General manager Xin Man told TradeWinds that the series of transactions were planned before the company listed on the Hong Kong stock exchange on 29 March 2023.

“More people are paying attention to Seacon after the company went public,” he said. “For us, we are doing what we were doing before.”

He said his company has made some strategic moves in the past 12 months, including diversifying into tankers by acquiring secondhand ships and ordering a series of chemical and MR tankers.

Xin said the debut in the tanker segment will help to spread market risks and assist the company’s ship management business.

Seacon is said to be one of the largest third-party ship managers in China, handling about 230 vessels, including tankers, bulkers and gas ships.

Clients include Chinese leasing companies, shipyards, and domestic and overseas shipping companies.

Xin said part of the reason for fleet diversification is that Seacon does not want to be tagged as a “specific ship type” shipowning company, as that will not help in its ship management marketing.

Diversification into niche markets

“We are trying to diversify into some niche markets and learn to operate different types of ships. The reason is because we are seeing our clients are diversifying their fleet.”

Since Seacon went public, the company has ordered 18 newbuildings — seven bulkers, four MR tankers and seven 18,500-dwt chemical tankers.

Seacon has teamed up with China Shipbuilding Consulting Co — a subsidiary of China State Shipbuilding Corp’s trading arm, China Shipbuilding Trading Corp — in ordering the four 50,000-dwt product carriers at Chengxi Shipyard.

Xin said the methanol-ready but scrubber-fitted MRs have been fixed to Western oil majors.

As for the series of 18,500-dwt MarineLINE coated chemical tankers — six on order at Fujian Mawei Shipbuilding and one at Wuhu Shipyard — Seacon will operate three on the spot market when they are delivered.

“Seacon intends to charter out three to four chemical [tanker] newbuildings,” he said.

“Because the market [newbuilding] price is high now, we want to dilute this premium of the shipbuilding price within a certain period. So, we are looking at three to five years’ time charter contracts.”

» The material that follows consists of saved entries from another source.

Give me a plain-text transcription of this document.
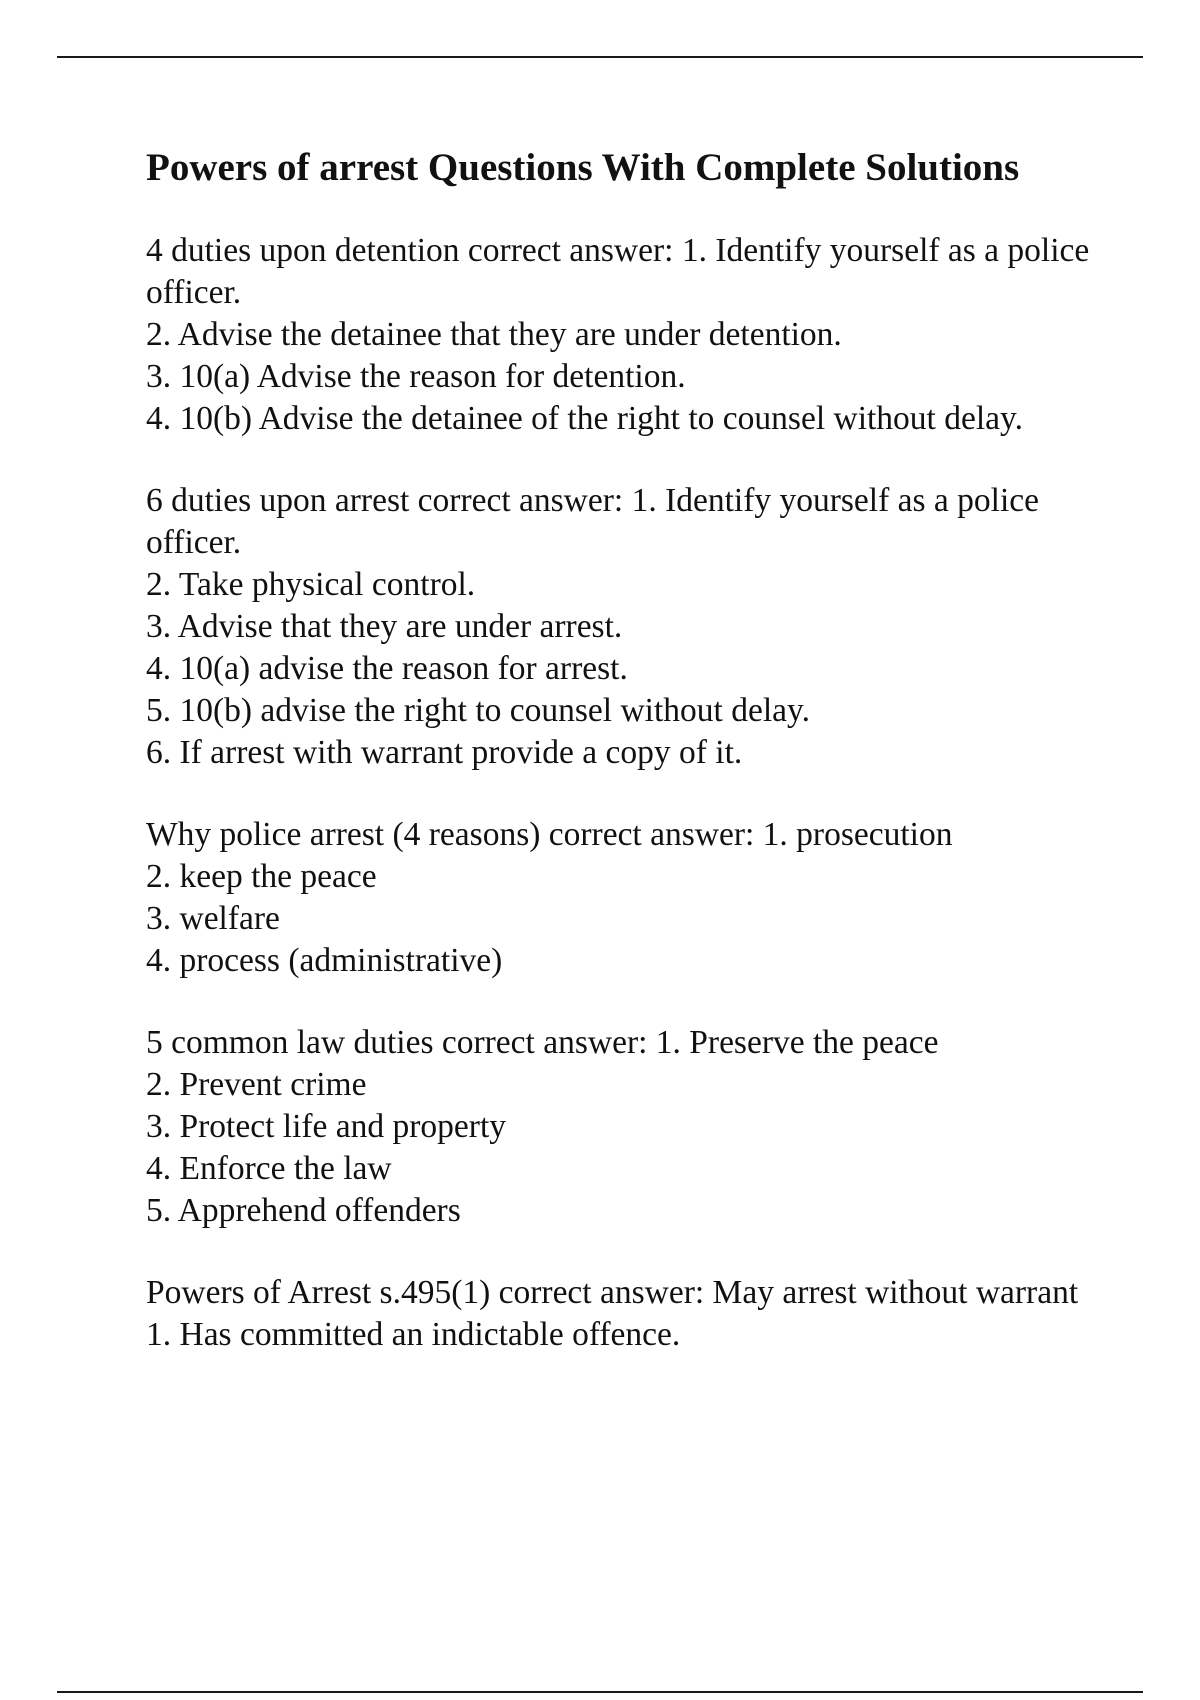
Powers of arrest Questions With Complete Solutions
4 duties upon detention correct answer: 1. Identify yourself as a police officer.
2. Advise the detainee that they are under detention.
3. 10(a) Advise the reason for detention.
4. 10(b) Advise the detainee of the right to counsel without delay.
6 duties upon arrest correct answer: 1. Identify yourself as a police officer.
2. Take physical control.
3. Advise that they are under arrest.
4. 10(a) advise the reason for arrest.
5. 10(b) advise the right to counsel without delay.
6. If arrest with warrant provide a copy of it.
Why police arrest (4 reasons) correct answer: 1. prosecution
2. keep the peace
3. welfare
4. process (administrative)
5 common law duties correct answer: 1. Preserve the peace
2. Prevent crime
3. Protect life and property
4. Enforce the law
5. Apprehend offenders
Powers of Arrest s.495(1) correct answer: May arrest without warrant
1. Has committed an indictable offence.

The company said it has already received interest from potential charterers.

On the sale-and-purchase market, Seacon acquired two chemical tankers from UK-based Union Maritime on a sale-and-leaseback basis. It bought the 16,788-dwt Golden Jasmine (ex-Kenrick) and Golden Iris (ex-Enford, both built 2012) for $14m each.

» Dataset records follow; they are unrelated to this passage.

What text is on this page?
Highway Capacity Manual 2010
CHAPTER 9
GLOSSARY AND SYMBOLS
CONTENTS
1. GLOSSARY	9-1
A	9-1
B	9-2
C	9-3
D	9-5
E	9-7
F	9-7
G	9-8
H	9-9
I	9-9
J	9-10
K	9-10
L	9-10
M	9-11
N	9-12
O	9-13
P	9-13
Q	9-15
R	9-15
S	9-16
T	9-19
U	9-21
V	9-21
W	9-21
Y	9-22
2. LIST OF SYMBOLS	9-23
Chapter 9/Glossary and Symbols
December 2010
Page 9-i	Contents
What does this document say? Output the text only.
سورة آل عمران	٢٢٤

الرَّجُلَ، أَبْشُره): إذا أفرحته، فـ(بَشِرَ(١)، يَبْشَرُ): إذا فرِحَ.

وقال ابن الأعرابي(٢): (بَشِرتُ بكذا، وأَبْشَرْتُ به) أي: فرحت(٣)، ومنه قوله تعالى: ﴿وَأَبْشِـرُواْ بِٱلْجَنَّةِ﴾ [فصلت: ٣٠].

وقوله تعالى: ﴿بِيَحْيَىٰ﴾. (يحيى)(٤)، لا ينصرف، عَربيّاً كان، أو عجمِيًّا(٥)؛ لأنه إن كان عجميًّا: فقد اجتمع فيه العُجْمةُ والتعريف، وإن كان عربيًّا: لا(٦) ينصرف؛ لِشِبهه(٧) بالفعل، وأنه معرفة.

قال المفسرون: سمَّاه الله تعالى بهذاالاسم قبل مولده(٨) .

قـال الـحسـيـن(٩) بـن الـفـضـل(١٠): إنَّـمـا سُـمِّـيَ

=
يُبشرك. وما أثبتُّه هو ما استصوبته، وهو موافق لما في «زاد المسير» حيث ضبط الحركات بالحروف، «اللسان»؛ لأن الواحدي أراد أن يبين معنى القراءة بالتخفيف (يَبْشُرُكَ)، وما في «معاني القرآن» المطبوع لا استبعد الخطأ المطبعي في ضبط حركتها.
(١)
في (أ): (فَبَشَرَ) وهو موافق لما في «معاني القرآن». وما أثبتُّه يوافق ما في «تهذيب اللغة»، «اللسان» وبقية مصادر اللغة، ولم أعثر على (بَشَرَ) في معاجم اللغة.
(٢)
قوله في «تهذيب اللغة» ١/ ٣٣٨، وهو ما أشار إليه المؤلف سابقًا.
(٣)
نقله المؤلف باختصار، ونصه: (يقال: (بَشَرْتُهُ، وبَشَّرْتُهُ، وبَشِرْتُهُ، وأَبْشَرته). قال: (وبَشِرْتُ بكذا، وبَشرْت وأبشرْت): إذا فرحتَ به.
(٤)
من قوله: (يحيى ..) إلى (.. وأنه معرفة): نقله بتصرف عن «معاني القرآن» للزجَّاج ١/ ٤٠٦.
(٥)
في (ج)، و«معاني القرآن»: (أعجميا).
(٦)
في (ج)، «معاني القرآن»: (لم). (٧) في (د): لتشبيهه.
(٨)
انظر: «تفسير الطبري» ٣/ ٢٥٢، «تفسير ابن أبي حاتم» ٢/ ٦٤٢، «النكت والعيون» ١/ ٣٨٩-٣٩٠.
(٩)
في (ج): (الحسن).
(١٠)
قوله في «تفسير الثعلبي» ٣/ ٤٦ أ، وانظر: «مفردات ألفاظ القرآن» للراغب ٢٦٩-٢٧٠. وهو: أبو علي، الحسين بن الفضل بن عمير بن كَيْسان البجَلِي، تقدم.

It is also the buyer of the 17,000-dwt Chem Lyra (built 2009), which was sold last November. Seacon has renamed the tanker Golden Orchid and it is now on charter to ExxonMobil.

Xin said Seacon holds options for six additional chemical tanker newbuildings at Chinese shipyards.

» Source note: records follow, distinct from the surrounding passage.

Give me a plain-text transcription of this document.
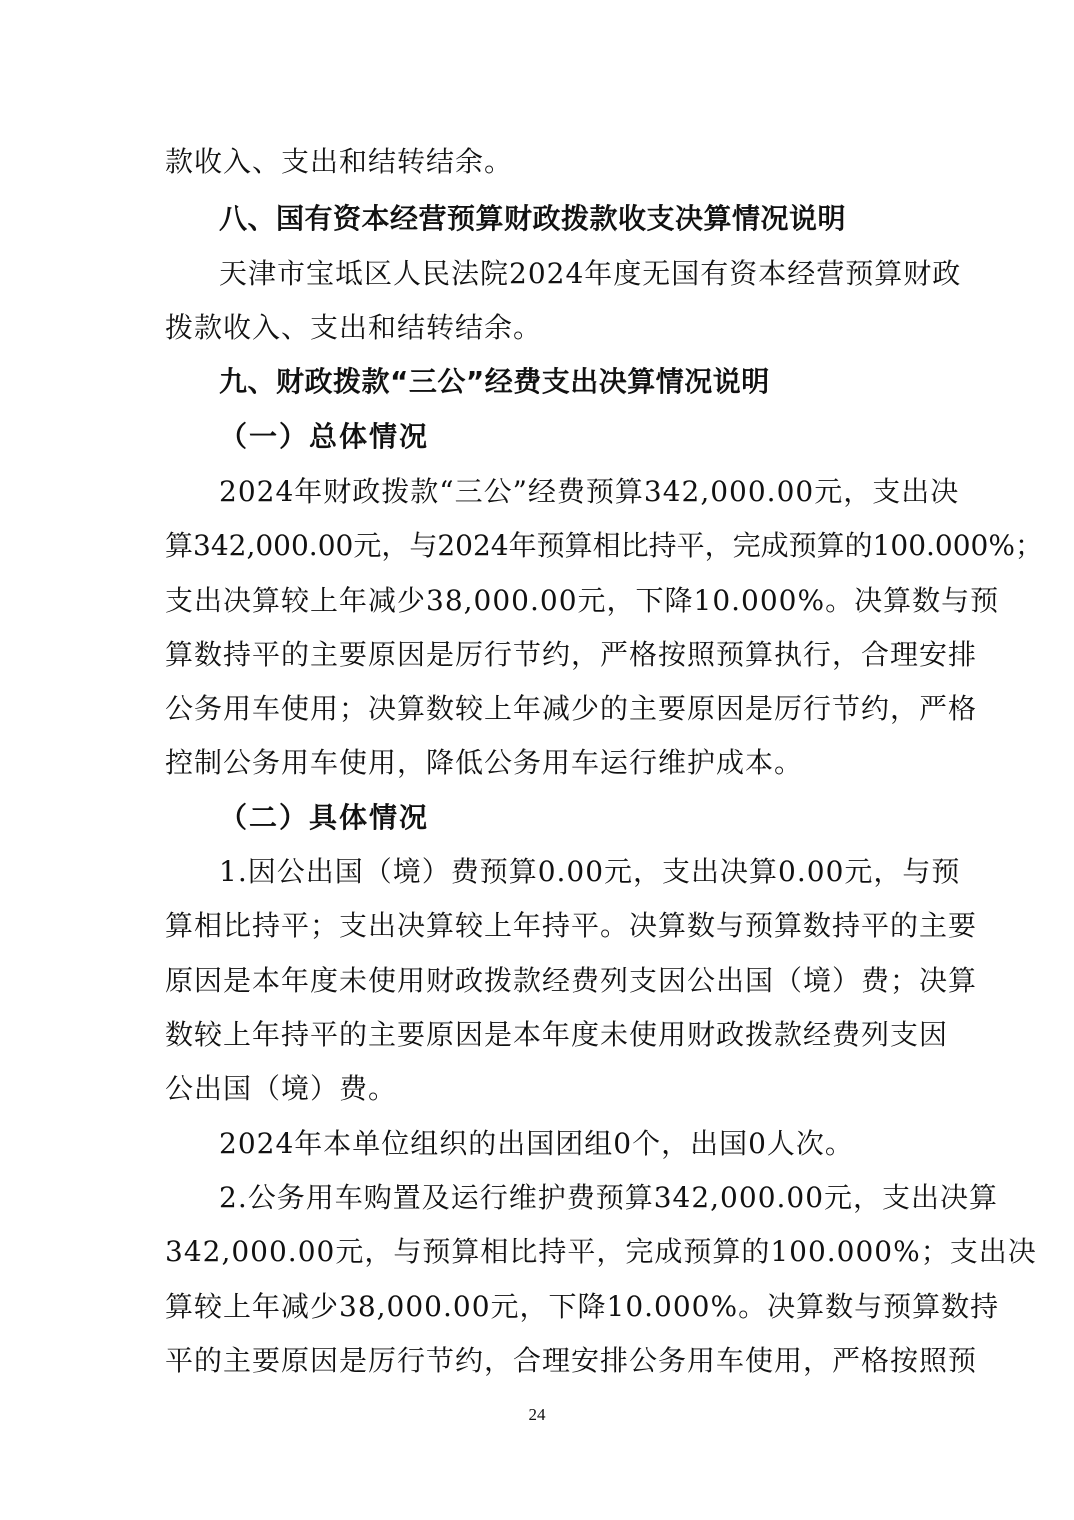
款收入、支出和结转结余。
八、国有资本经营预算财政拨款收支决算情况说明
天津市宝坻区人民法院2024年度无国有资本经营预算财政
拨款收入、支出和结转结余。
九、财政拨款“三公”经费支出决算情况说明
（一）总体情况
2024年财政拨款“三公”经费预算342,000.00元，支出决
算342,000.00元，与2024年预算相比持平，完成预算的100.000%；
支出决算较上年减少38,000.00元，下降10.000%。决算数与预
算数持平的主要原因是厉行节约，严格按照预算执行，合理安排
公务用车使用；决算数较上年减少的主要原因是厉行节约，严格
控制公务用车使用，降低公务用车运行维护成本。
（二）具体情况
1.因公出国（境）费预算0.00元，支出决算0.00元，与预
算相比持平；支出决算较上年持平。决算数与预算数持平的主要
原因是本年度未使用财政拨款经费列支因公出国（境）费；决算
数较上年持平的主要原因是本年度未使用财政拨款经费列支因
公出国（境）费。
2024年本单位组织的出国团组0个，出国0人次。
2.公务用车购置及运行维护费预算342,000.00元，支出决算
342,000.00元，与预算相比持平，完成预算的100.000%；支出决
算较上年减少38,000.00元，下降10.000%。决算数与预算数持
平的主要原因是厉行节约，合理安排公务用车使用，严格按照预
24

He hinted that the company is likely to exercise these options, as it has already built up operating and chartering departments for the chemical tanker business.

Asked if Seacon is ready to advance into the gas sector, Xin said it is looking at dual-fuel vessels and is considering gas carriers.

“But the gas market is not as good as last year. If the market has the potential, we can either do secondhand or newbuildings gas carriers … it could be [very large ammonia carriers] or LNG ships.”